I've been processing a lot of this lately. Some has been healthy through prayer and time with the Lord. Some has not been healthy-- crying, taking out my pain on
I wanted to blog so badly, and get my thoughts out, but He told me to wait, so that's what I was going to do. I wrote in my journal and prayed and read and prayed and read. I made a conscious effort to not be discouraged.
During these weeks, he gave me this verse in Revelation 21:5
He who was seated on the throne said, "I am making everything new!" Then he said, "Write this down, for these words are trustworthy and true."
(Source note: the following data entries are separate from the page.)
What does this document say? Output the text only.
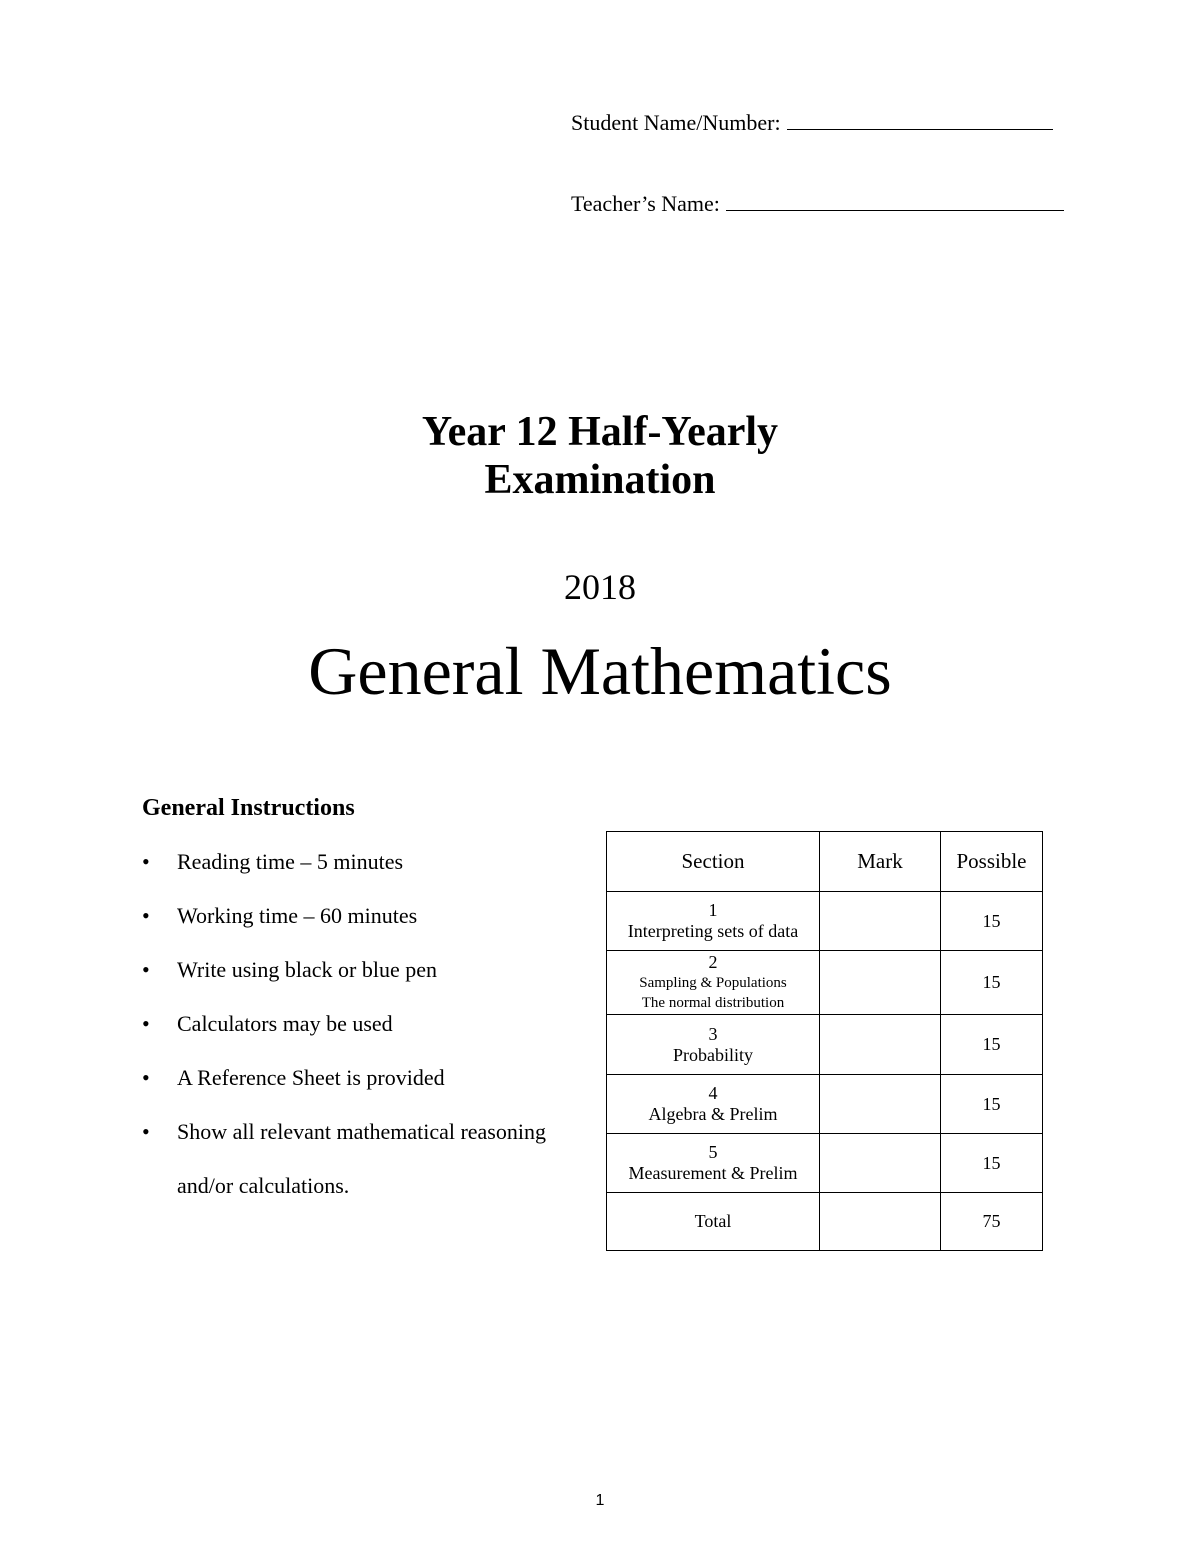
Student Name/Number:
Teacher’s Name:
Year 12 Half-Yearly
Examination
2018
General Mathematics
General Instructions
• Reading time – 5 minutes
• Working time – 60 minutes
• Write using black or blue pen
• Calculators may be used
• A Reference Sheet is provided
• Show all relevant mathematical reasoning
and/or calculations.
Section	Mark	Possible

1
Interpreting sets of data		15

2
Sampling & Populations
The normal distribution		15

3
Probability		15

4
Algebra & Prelim		15

5
Measurement & Prelim		15
Total		75
1
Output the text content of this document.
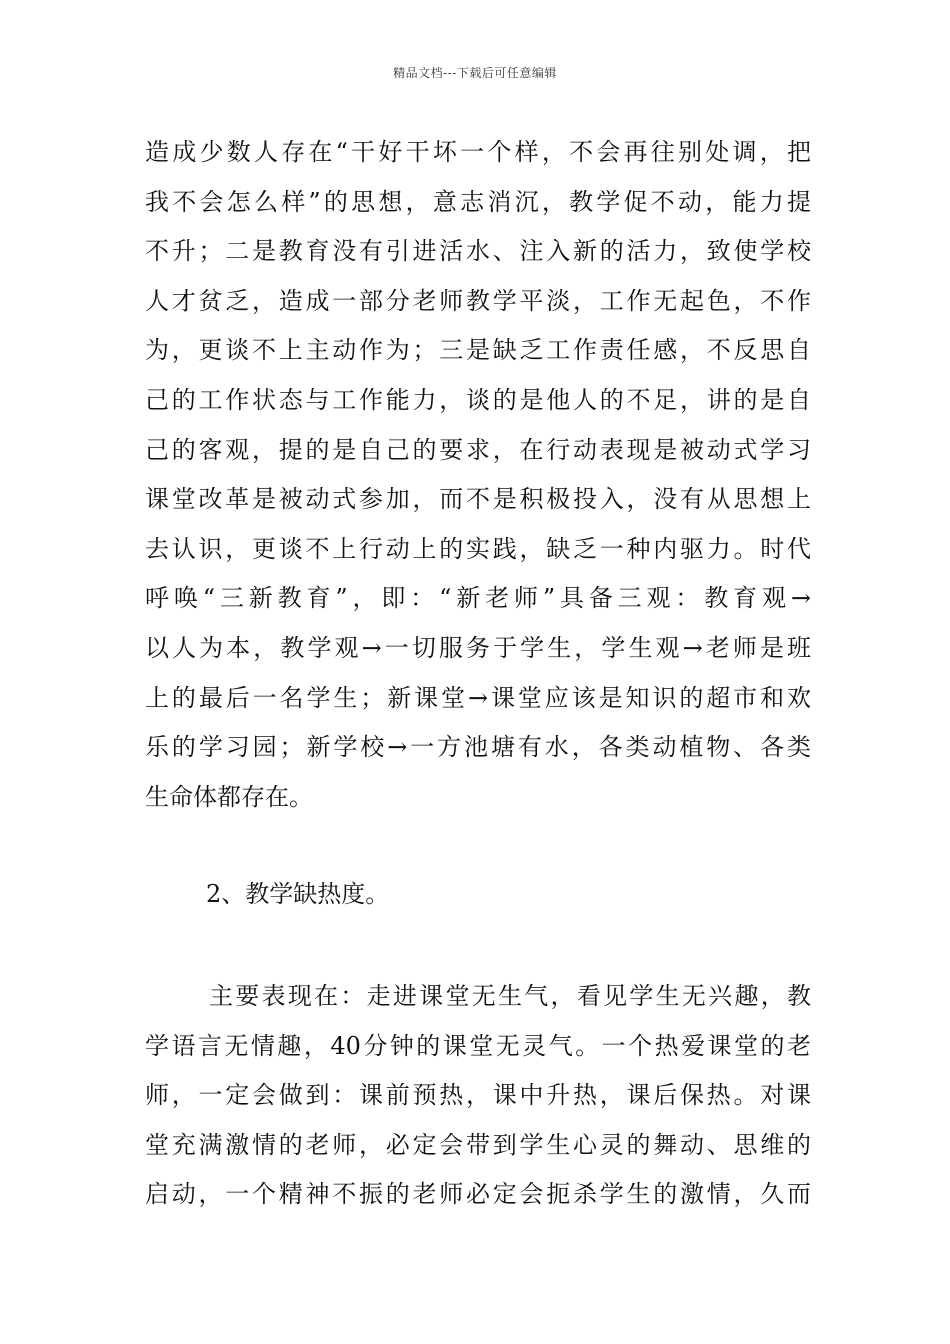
精品文档---下载后可任意编辑
造成少数人存在“干好干坏一个样，不会再往别处调，把
我不会怎么样”的思想，意志消沉，教学促不动，能力提
不升；二是教育没有引进活水、注入新的活力，致使学校
人才贫乏，造成一部分老师教学平淡，工作无起色，不作
为，更谈不上主动作为；三是缺乏工作责任感，不反思自
己的工作状态与工作能力，谈的是他人的不足，讲的是自
己的客观，提的是自己的要求，在行动表现是被动式学习
课堂改革是被动式参加，而不是积极投入，没有从思想上
去认识，更谈不上行动上的实践，缺乏一种内驱力。时代
呼唤“三新教育”，即：“新老师”具备三观：教育观→
以人为本，教学观→一切服务于学生，学生观→老师是班
上的最后一名学生；新课堂→课堂应该是知识的超市和欢
乐的学习园；新学校→一方池塘有水，各类动植物、各类
生命体都存在。
2、教学缺热度。
主要表现在：走进课堂无生气，看见学生无兴趣，教
学语言无情趣，40分钟的课堂无灵气。一个热爱课堂的老
师，一定会做到：课前预热，课中升热，课后保热。对课
堂充满激情的老师，必定会带到学生心灵的舞动、思维的
启动，一个精神不振的老师必定会扼杀学生的激情，久而
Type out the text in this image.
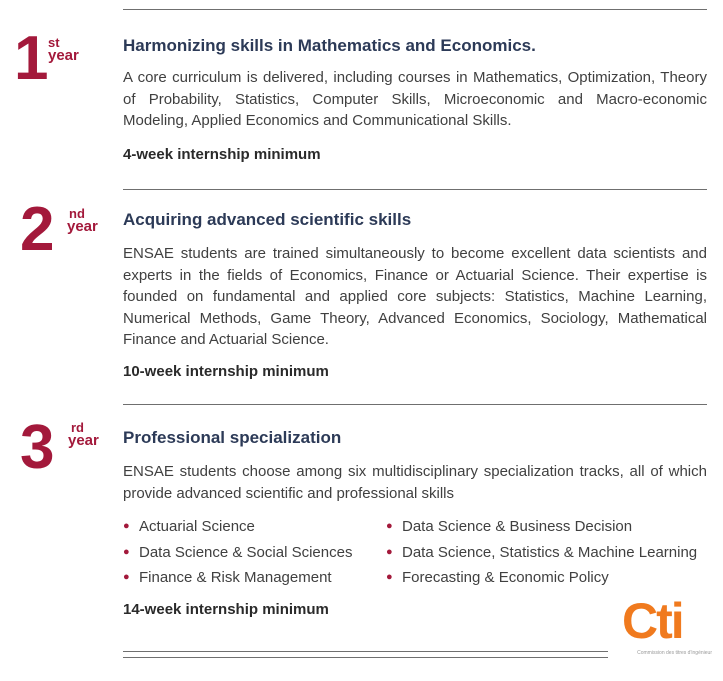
1 st
year
Harmonizing skills in Mathematics and Economics.

A core curriculum is delivered, including courses in Mathematics, Optimization, Theory of Probability, Statistics, Computer Skills, Microeconomic and Macro-economic Modeling, Applied Economics and Communicational Skills.

4-week internship minimum

2 nd
year Acquiring advanced scientific skills

ENSAE students are trained simultaneously to become excellent data scientists and experts in the fields of Economics, Finance or Actuarial Science. Their expertise is founded on fundamental and applied core subjects: Statistics, Machine Learning, Numerical Methods, Game Theory, Advanced Economics, Sociology, Mathematical Finance and Actuarial Science.

10-week internship minimum

3 rd
year Professional specialization

ENSAE students choose among six multidisciplinary specialization tracks, all of which provide advanced scientific and professional skills

● Actuarial Science	● Data Science & Business Decision
● Data Science & Social Sciences	● Data Science, Statistics & Machine Learning
● Finance & Risk Management	● Forecasting & Economic Policy

14-week internship minimum	Cti
Commission des titres d'ingénieur
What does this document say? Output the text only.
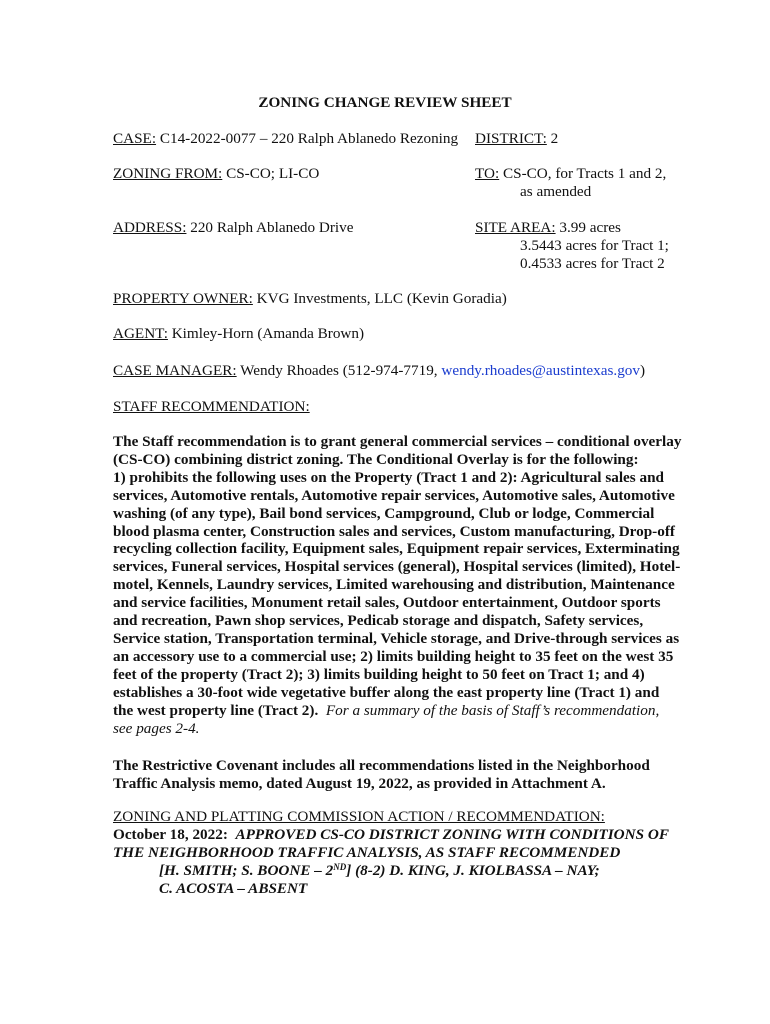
ZONING CHANGE REVIEW SHEET
CASE: C14-2022-0077 – 220 Ralph Ablanedo Rezoning DISTRICT: 2
ZONING FROM: CS-CO; LI-CO	TO: CS-CO, for Tracts 1 and 2,
as amended
ADDRESS: 220 Ralph Ablanedo Drive	SITE AREA: 3.99 acres
3.5443 acres for Tract 1;
0.4533 acres for Tract 2
PROPERTY OWNER: KVG Investments, LLC (Kevin Goradia)
AGENT: Kimley-Horn (Amanda Brown)
CASE MANAGER: Wendy Rhoades (512-974-7719, wendy.rhoades@austintexas.gov)
STAFF RECOMMENDATION:
The Staff recommendation is to grant general commercial services – conditional overlay
(CS-CO) combining district zoning. The Conditional Overlay is for the following:
1) prohibits the following uses on the Property (Tract 1 and 2): Agricultural sales and
services, Automotive rentals, Automotive repair services, Automotive sales, Automotive
washing (of any type), Bail bond services, Campground, Club or lodge, Commercial
blood plasma center, Construction sales and services, Custom manufacturing, Drop-off
recycling collection facility, Equipment sales, Equipment repair services, Exterminating
services, Funeral services, Hospital services (general), Hospital services (limited), Hotel-
motel, Kennels, Laundry services, Limited warehousing and distribution, Maintenance
and service facilities, Monument retail sales, Outdoor entertainment, Outdoor sports
and recreation, Pawn shop services, Pedicab storage and dispatch, Safety services,
Service station, Transportation terminal, Vehicle storage, and Drive-through services as
an accessory use to a commercial use; 2) limits building height to 35 feet on the west 35
feet of the property (Tract 2); 3) limits building height to 50 feet on Tract 1; and 4)
establishes a 30-foot wide vegetative buffer along the east property line (Tract 1) and
the west property line (Tract 2). For a summary of the basis of Staff’s recommendation,
see pages 2-4.
The Restrictive Covenant includes all recommendations listed in the Neighborhood
Traffic Analysis memo, dated August 19, 2022, as provided in Attachment A.
ZONING AND PLATTING COMMISSION ACTION / RECOMMENDATION:
October 18, 2022: APPROVED CS-CO DISTRICT ZONING WITH CONDITIONS OF
THE NEIGHBORHOOD TRAFFIC ANALYSIS, AS STAFF RECOMMENDED
[H. SMITH; S. BOONE – 2ND] (8-2) D. KING, J. KIOLBASSA – NAY;
C. ACOSTA – ABSENT
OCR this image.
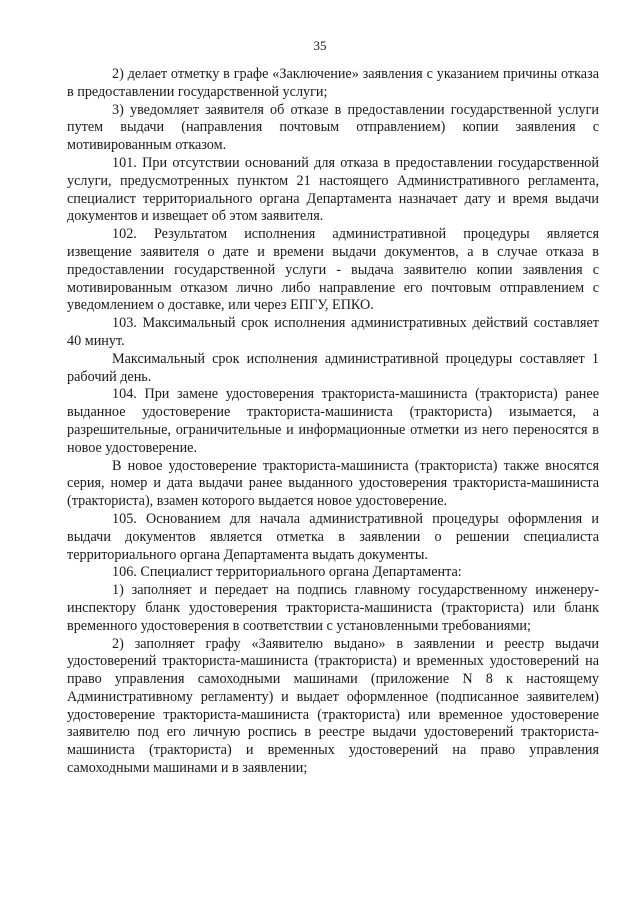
35

2) делает отметку в графе «Заключение» заявления с указанием причины отказа в предоставлении государственной услуги;

3) уведомляет заявителя об отказе в предоставлении государственной услуги путем выдачи (направления почтовым отправлением) копии заявления с мотивированным отказом.

101. При отсутствии оснований для отказа в предоставлении государственной услуги, предусмотренных пунктом 21 настоящего Административного регламента, специалист территориального органа Департамента назначает дату и время выдачи документов и извещает об этом заявителя.

102. Результатом исполнения административной процедуры является извещение заявителя о дате и времени выдачи документов, а в случае отказа в предоставлении государственной услуги - выдача заявителю копии заявления с мотивированным отказом лично либо направление его почтовым отправлением с уведомлением о доставке, или через ЕПГУ, ЕПКО.

103. Максимальный срок исполнения административных действий составляет 40 минут.

Максимальный срок исполнения административной процедуры составляет 1 рабочий день.

104. При замене удостоверения тракториста-машиниста (тракториста) ранее выданное удостоверение тракториста-машиниста (тракториста) изымается, а разрешительные, ограничительные и информационные отметки из него переносятся в новое удостоверение.

В новое удостоверение тракториста-машиниста (тракториста) также вносятся серия, номер и дата выдачи ранее выданного удостоверения тракториста-машиниста (тракториста), взамен которого выдается новое удостоверение.

105. Основанием для начала административной процедуры оформления и выдачи документов является отметка в заявлении о решении специалиста территориального органа Департамента выдать документы.

106. Специалист территориального органа Департамента:

1) заполняет и передает на подпись главному государственному инженеру-инспектору бланк удостоверения тракториста-машиниста (тракториста) или бланк временного удостоверения в соответствии с установленными требованиями;

2) заполняет графу «Заявителю выдано» в заявлении и реестр выдачи удостоверений тракториста-машиниста (тракториста) и временных удостоверений на право управления самоходными машинами (приложение N 8 к настоящему Административному регламенту) и выдает оформленное (подписанное заявителем) удостоверение тракториста-машиниста (тракториста) или временное удостоверение заявителю под его личную роспись в реестре выдачи удостоверений тракториста-машиниста (тракториста) и временных удостоверений на право управления самоходными машинами и в заявлении;
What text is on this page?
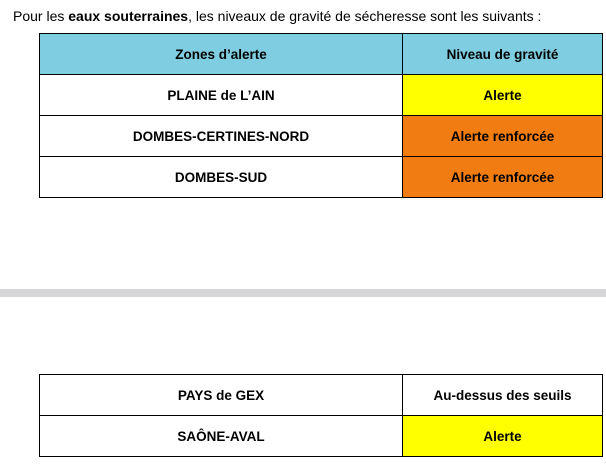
Pour les eaux souterraines, les niveaux de gravité de sécheresse sont les suivants :
Zones d’alerte	Niveau de gravité
PLAINE de L’AIN	Alerte
DOMBES-CERTINES-NORD	Alerte renforcée
DOMBES-SUD	Alerte renforcée
PAYS de GEX	Au-dessus des seuils
SAÔNE-AVAL	Alerte
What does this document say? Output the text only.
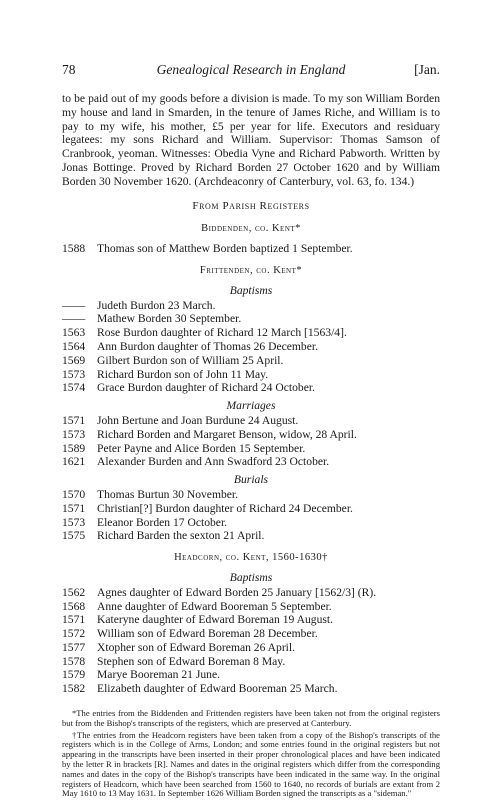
78	Genealogical Research in England	[Jan.

to be paid out of my goods before a division is made. To my son William Borden my house and land in Smarden, in the tenure of James Riche, and William is to pay to my wife, his mother, £5 per year for life. Executors and residuary legatees: my sons Richard and William. Supervisor: Thomas Samson of Cranbrook, yeoman. Witnesses: Obedia Vyne and Richard Pabworth. Written by Jonas Bottinge. Proved by Richard Borden 27 October 1620 and by William Borden 30 November 1620. (Archdeaconry of Canterbury, vol. 63, fo. 134.)

From Parish Registers
Biddenden, co. Kent*
1588	Thomas son of Matthew Borden baptized 1 September.
Frittenden, co. Kent*
Baptisms
——	Judeth Burdon 23 March.
——	Mathew Borden 30 September.
1563	Rose Burdon daughter of Richard 12 March [1563/4].
1564	Ann Burdon daughter of Thomas 26 December.
1569	Gilbert Burdon son of William 25 April.
1573	Richard Burdon son of John 11 May.
1574	Grace Burdon daughter of Richard 24 October.
Marriages
1571	John Bertune and Joan Burdune 24 August.
1573	Richard Borden and Margaret Benson, widow, 28 April.
1589	Peter Payne and Alice Borden 15 September.
1621	Alexander Burden and Ann Swadford 23 October.
Burials
1570	Thomas Burtun 30 November.
1571	Christian[?] Burdon daughter of Richard 24 December.
1573	Eleanor Borden 17 October.
1575	Richard Barden the sexton 21 April.
Headcorn, co. Kent, 1560-1630†
Baptisms
1562	Agnes daughter of Edward Borden 25 January [1562/3] (R).
1568	Anne daughter of Edward Booreman 5 September.
1571	Kateryne daughter of Edward Boreman 19 August.
1572	William son of Edward Boreman 28 December.
1577	Xtopher son of Edward Boreman 26 April.
1578	Stephen son of Edward Boreman 8 May.
1579	Marye Booreman 21 June.
1582	Elizabeth daughter of Edward Booreman 25 March.

*The entries from the Biddenden and Frittenden registers have been taken not from the original registers but from the Bishop's transcripts of the registers, which are preserved at Canterbury.

†The entries from the Headcorn registers have been taken from a copy of the Bishop's transcripts of the registers which is in the College of Arms, London; and some entries found in the original registers but not appearing in the transcripts have been inserted in their proper chronological places and have been indicated by the letter R in brackets [R]. Names and dates in the original registers which differ from the corresponding names and dates in the copy of the Bishop's transcripts have been indicated in the same way. In the original registers of Headcorn, which have been searched from 1560 to 1640, no records of burials are extant from 2 May 1610 to 13 May 1631. In September 1626 William Borden signed the transcripts as a "sideman."
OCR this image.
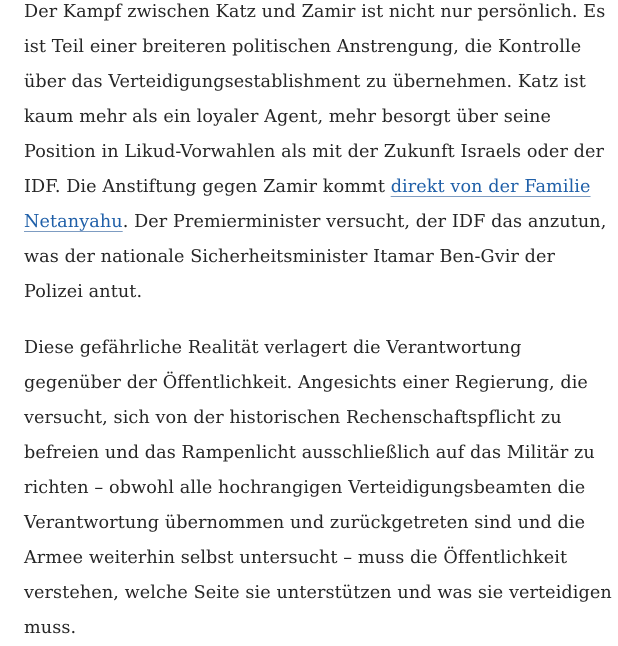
Der Kampf zwischen Katz und Zamir ist nicht nur persönlich. Es ist Teil einer breiteren politischen Anstrengung, die Kontrolle über das Verteidigungsestablishment zu übernehmen. Katz ist kaum mehr als ein loyaler Agent, mehr besorgt über seine Position in Likud-Vorwahlen als mit der Zukunft Israels oder der IDF. Die Anstiftung gegen Zamir kommt direkt von der Familie Netanyahu. Der Premierminister versucht, der IDF das anzutun, was der nationale Sicherheitsminister Itamar Ben-Gvir der Polizei antut.

Diese gefährliche Realität verlagert die Verantwortung gegenüber der Öffentlichkeit. Angesichts einer Regierung, die versucht, sich von der historischen Rechenschaftspflicht zu befreien und das Rampenlicht ausschließlich auf das Militär zu richten – obwohl alle hochrangigen Verteidigungsbeamten die Verantwortung übernommen und zurückgetreten sind und die Armee weiterhin selbst untersucht – muss die Öffentlichkeit verstehen, welche Seite sie unterstützen und was sie verteidigen muss.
God told me he was making everything new. I wasn't going to look at this next season and get discouraged because I was starting over, yet again with something else -- Another category of loss. NO! He told me that He is making all things new! I'm going to get excited about this NEW baby, this NEW life inside of me, this NEW chapter for our family, and NEW baby stuff!
Then it came. His answer, in the form of a baby crib. This is what He wanted me to wait on. Sunday night we got word that a baby crib was waiting for us to pick up. I immediately started crying. Not because we were getting a free crib ( because that was really exciting!) but because God was answering my call to silence. He was telling me it was all going to be okay. In HIS timing, in his utterly amazing perfect timing, he would provide for all things needed-- not just for this baby, but in my healing.
I felt like today was the day to start writing again. I love documenting our lives. Family and friends keep up with us this way too. I don't ever want to come off as sounding whiny or anything like that. I want you to know that grieving is still a process. If you've grieved anything, you know this. This whole process has been so different that I would have expected. Now that we have a new city, home, school, etc. I didn't expect to hit another terribly hard moment. This whole (rip the scab off, painful) grieving baby things caught me off guard.
I guess it is safe to say that it may happen again. For now, I'm resting and waiting on Him. My healer. My provider. My Abba Father. My sustainer. My friend and confidant. My forever love. My Lord.